Well, its basically only a very few lines of code. Calling it a library is overshooted.

I created a repository and uploaded the needed stuff as well as a very simple test.

https://github.com/zzuegg/Jme3MaryIntegration

Whats with the fancy reverb on the speech?

Not really sure, the german male voice does not have that reverb…

1 Like

I would not use AssetKey here, and instead call a generator class directly. Use loader to load caches audio where available (you could do an md5 hash of the entire string as the file name).

Indeed, i use the generator class directly in my project, but i tought this is more the jme way of dooing things :wink:

@zzuegg said: Indeed, i use the generator class directly in my project, but i tought this is more the jme way of dooing things ;)

Hmm, well the assetloader is really that - an asset loader.
By the way, how does MARY work without the server? I had a look before but it seemed a bit… meh when it comes to portable design.

Hm, not sure if i understand “portable” in the same way of dooing it.

[java]
MaryInterface maryInterface = new LocalMaryInterface();
[/java]

is the only line you have to change if you want to switch from a serverbased generation to local

@zzuegg said: Hm, not sure if i understand "portable" in the same way of dooing it.

[java]
MaryInterface maryInterface = new LocalMaryInterface();
[/java]

is the only line you have to change if you want to switch from a serverbased generation to local

So the client library does have generation support…

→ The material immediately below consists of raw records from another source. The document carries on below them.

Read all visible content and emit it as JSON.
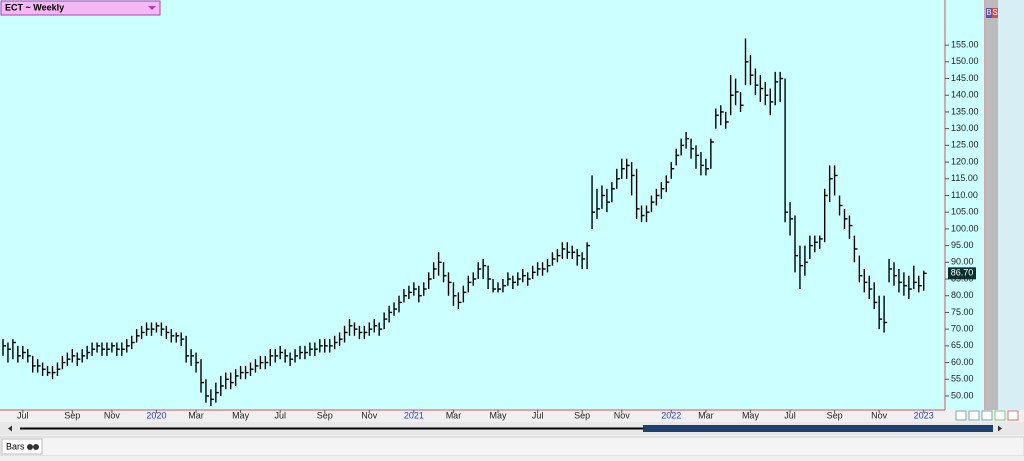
{
  "header": {
    "symbol_label": "ECT ~ Weekly",
    "toolbar_labels": [
      "B",
      "S"
    ]
  },
  "footer": {
    "mode_label": "Bars"
  },
  "chart_data": {
    "type": "ohlc",
    "categories": [
      null,
      null,
      null,
      null,
      "Jul",
      null,
      null,
      null,
      null,
      null,
      null,
      null,
      null,
      null,
      "Sep",
      null,
      null,
      null,
      null,
      null,
      null,
      null,
      "Nov",
      null,
      null,
      null,
      null,
      null,
      null,
      null,
      null,
      "2020",
      null,
      null,
      null,
      null,
      null,
      null,
      null,
      "Mar",
      null,
      null,
      null,
      null,
      null,
      null,
      null,
      null,
      "May",
      null,
      null,
      null,
      null,
      null,
      null,
      null,
      "Jul",
      null,
      null,
      null,
      null,
      null,
      null,
      null,
      null,
      "Sep",
      null,
      null,
      null,
      null,
      null,
      null,
      null,
      null,
      "Nov",
      null,
      null,
      null,
      null,
      null,
      null,
      null,
      null,
      "2021",
      null,
      null,
      null,
      null,
      null,
      null,
      null,
      "Mar",
      null,
      null,
      null,
      null,
      null,
      null,
      null,
      null,
      "May",
      null,
      null,
      null,
      null,
      null,
      null,
      null,
      "Jul",
      null,
      null,
      null,
      null,
      null,
      null,
      null,
      null,
      "Sep",
      null,
      null,
      null,
      null,
      null,
      null,
      null,
      "Nov",
      null,
      null,
      null,
      null,
      null,
      null,
      null,
      null,
      null,
      "2022",
      null,
      null,
      null,
      null,
      null,
      null,
      "Mar",
      null,
      null,
      null,
      null,
      null,
      null,
      null,
      null,
      "May",
      null,
      null,
      null,
      null,
      null,
      null,
      null,
      "Jul",
      null,
      null,
      null,
      null,
      null,
      null,
      null,
      null,
      "Sep",
      null,
      null,
      null,
      null,
      null,
      null,
      null,
      null,
      "Nov",
      null,
      null,
      null,
      null,
      null,
      null,
      null,
      null,
      "2023"
    ],
    "series": [
      {
        "color": "#000000",
        "high": [
          67,
          66,
          67,
          65,
          65,
          64,
          62,
          61,
          60,
          59,
          59,
          60,
          62,
          63,
          64,
          63,
          64,
          65,
          66,
          66,
          66,
          66,
          66,
          66,
          66,
          67,
          68,
          70,
          71,
          72,
          72,
          72,
          72,
          71,
          70,
          69,
          69,
          68,
          64,
          63,
          61,
          55,
          52,
          54,
          56,
          57,
          57,
          58,
          59,
          59,
          60,
          61,
          62,
          62,
          64,
          64,
          65,
          64,
          63,
          64,
          65,
          65,
          66,
          66,
          67,
          67,
          67,
          68,
          69,
          71,
          73,
          72,
          71,
          71,
          72,
          73,
          72,
          75,
          77,
          78,
          80,
          82,
          83,
          84,
          83,
          84,
          87,
          90,
          93,
          90,
          87,
          84,
          81,
          83,
          86,
          87,
          90,
          91,
          89,
          85,
          84,
          85,
          87,
          86,
          87,
          88,
          87,
          89,
          90,
          90,
          91,
          93,
          94,
          96,
          96,
          95,
          94,
          93,
          96,
          116,
          112,
          113,
          112,
          114,
          118,
          121,
          121,
          120,
          118,
          107,
          107,
          110,
          112,
          114,
          116,
          120,
          124,
          127,
          129,
          127,
          125,
          123,
          121,
          127,
          136,
          137,
          135,
          146,
          145,
          141,
          157,
          152,
          148,
          146,
          144,
          142,
          147,
          147,
          145,
          108,
          104,
          95,
          95,
          98,
          98,
          98,
          112,
          119,
          119,
          110,
          106,
          104,
          98,
          92,
          88,
          86,
          84,
          80,
          80,
          91,
          90,
          88,
          87,
          86,
          89,
          86,
          87.5
        ],
        "low": [
          62,
          60,
          61,
          60,
          61,
          60,
          57,
          57,
          56,
          56,
          55,
          56,
          58,
          59,
          60,
          59,
          60,
          61,
          62,
          63,
          62,
          62,
          63,
          62,
          62,
          63,
          64,
          66,
          67,
          68,
          68,
          69,
          68,
          67,
          66,
          66,
          65,
          60,
          59,
          57,
          51,
          48,
          47,
          48,
          50,
          52,
          52,
          53,
          55,
          55,
          56,
          57,
          58,
          58,
          59,
          60,
          61,
          60,
          59,
          60,
          61,
          61,
          62,
          62,
          63,
          63,
          63,
          64,
          65,
          66,
          68,
          68,
          67,
          67,
          68,
          69,
          68,
          70,
          72,
          74,
          75,
          78,
          79,
          80,
          78,
          80,
          82,
          85,
          86,
          84,
          80,
          77,
          76,
          78,
          81,
          83,
          85,
          85,
          82,
          81,
          81,
          81,
          83,
          82,
          83,
          84,
          83,
          85,
          86,
          86,
          87,
          89,
          90,
          91,
          91,
          91,
          89,
          88,
          88,
          100,
          103,
          106,
          105,
          108,
          112,
          115,
          115,
          110,
          103,
          102,
          102,
          105,
          107,
          109,
          111,
          115,
          119,
          122,
          124,
          121,
          118,
          116,
          116,
          118,
          130,
          131,
          130,
          134,
          137,
          135,
          143,
          143,
          140,
          138,
          137,
          134,
          137,
          138,
          102,
          98,
          87,
          82,
          86,
          91,
          93,
          94,
          96,
          108,
          110,
          104,
          100,
          97,
          90,
          84,
          81,
          79,
          76,
          70,
          69,
          84,
          83,
          81,
          80,
          79,
          82,
          81,
          81.5
        ],
        "close": [
          65,
          64,
          66,
          62,
          63,
          62,
          59,
          59,
          58,
          57,
          57,
          58,
          60,
          61,
          62,
          61,
          62,
          63,
          64,
          65,
          64,
          64,
          65,
          64,
          64,
          65,
          66,
          68,
          69,
          70,
          70,
          71,
          70,
          69,
          68,
          68,
          67,
          62,
          62,
          60,
          54,
          50,
          49,
          51,
          53,
          55,
          54,
          56,
          57,
          57,
          58,
          59,
          60,
          60,
          62,
          62,
          63,
          62,
          61,
          62,
          63,
          63,
          64,
          64,
          65,
          65,
          65,
          66,
          67,
          69,
          71,
          70,
          69,
          69,
          70,
          71,
          70,
          73,
          75,
          76,
          78,
          80,
          81,
          82,
          80,
          82,
          85,
          88,
          90,
          86,
          84,
          80,
          78,
          81,
          84,
          85,
          88,
          89,
          85,
          82,
          82,
          83,
          85,
          84,
          85,
          86,
          85,
          87,
          88,
          88,
          89,
          91,
          92,
          94,
          93,
          93,
          92,
          91,
          95,
          105,
          106,
          110,
          108,
          112,
          115,
          118,
          119,
          116,
          106,
          104,
          105,
          108,
          110,
          112,
          114,
          118,
          122,
          125,
          127,
          124,
          122,
          119,
          118,
          126,
          134,
          135,
          132,
          140,
          141,
          137,
          150,
          146,
          143,
          142,
          140,
          138,
          144,
          145,
          105,
          103,
          92,
          89,
          90,
          95,
          96,
          97,
          110,
          115,
          116,
          107,
          103,
          101,
          94,
          86,
          84,
          82,
          78,
          73,
          72,
          88,
          86,
          84,
          83,
          82,
          84,
          83,
          86.7
        ],
        "last_value_label": "86.70"
      }
    ],
    "ylim": [
      45.8,
      168.5
    ],
    "yticks": [
      {
        "value": 50,
        "label": "50.00"
      },
      {
        "value": 55,
        "label": "55.00"
      },
      {
        "value": 60,
        "label": "60.00"
      },
      {
        "value": 65,
        "label": "65.00"
      },
      {
        "value": 70,
        "label": "70.00"
      },
      {
        "value": 75,
        "label": "75.00"
      },
      {
        "value": 80,
        "label": "80.00"
      },
      {
        "value": 85,
        "label": "85.00"
      },
      {
        "value": 90,
        "label": "90.00"
      },
      {
        "value": 95,
        "label": "95.00"
      },
      {
        "value": 100,
        "label": "100.00"
      },
      {
        "value": 105,
        "label": "105.00"
      },
      {
        "value": 110,
        "label": "110.00"
      },
      {
        "value": 115,
        "label": "115.00"
      },
      {
        "value": 120,
        "label": "120.00"
      },
      {
        "value": 125,
        "label": "125.00"
      },
      {
        "value": 130,
        "label": "130.00"
      },
      {
        "value": 135,
        "label": "135.00"
      },
      {
        "value": 140,
        "label": "140.00"
      },
      {
        "value": 145,
        "label": "145.00"
      },
      {
        "value": 150,
        "label": "150.00"
      },
      {
        "value": 155,
        "label": "155.00"
      }
    ],
    "background": "#ccffff"
  }
}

@zzuegg said: Indeed, i use the generator class directly in my project, but i tought this is more the jme way of dooing things ;)

I think its the proper way. Its an asset file you edit while you create the game and which you want to load as audio data into your game later. You wouldn’t unpack an .ogg file with some “generator” either, you simply load the .ogg and get audio data inside the game.

@normen said: I think its the proper way. Its an asset file you edit while you create the game and which you want to load as audio data into your game later. You wouldn't unpack an .ogg file with some "generator" either, you simply load the .ogg and get audio data inside the game.

But it’s not unpacking it, it’s generating it… This point would be valid if the files were stored somewhere. In this, the asset key is being used as the single parameter to the generator.
By the way, if you’re going to take the path of using an asset loader, I would advise making your own AssetKey as with ModelKey:
https://code.google.com/p/jmonkeyengine/source/browse/branches/jme3/src/core/com/jme3/asset/ModelKey.java?r=6060
This way, you could set the path as the path to the voice file (or something along those lines), and have the text, speed, volume or any other variables separately. Just an idea :wink:

Hm it is not assetloading, but behaves similar, eg you call it and it needs some time and returns you usable data.

Having a custom key where all the datas could be added makes sense.
In fact it might make sense to even allow the configuration of a cache directory, and add a boolean if a string should be cached.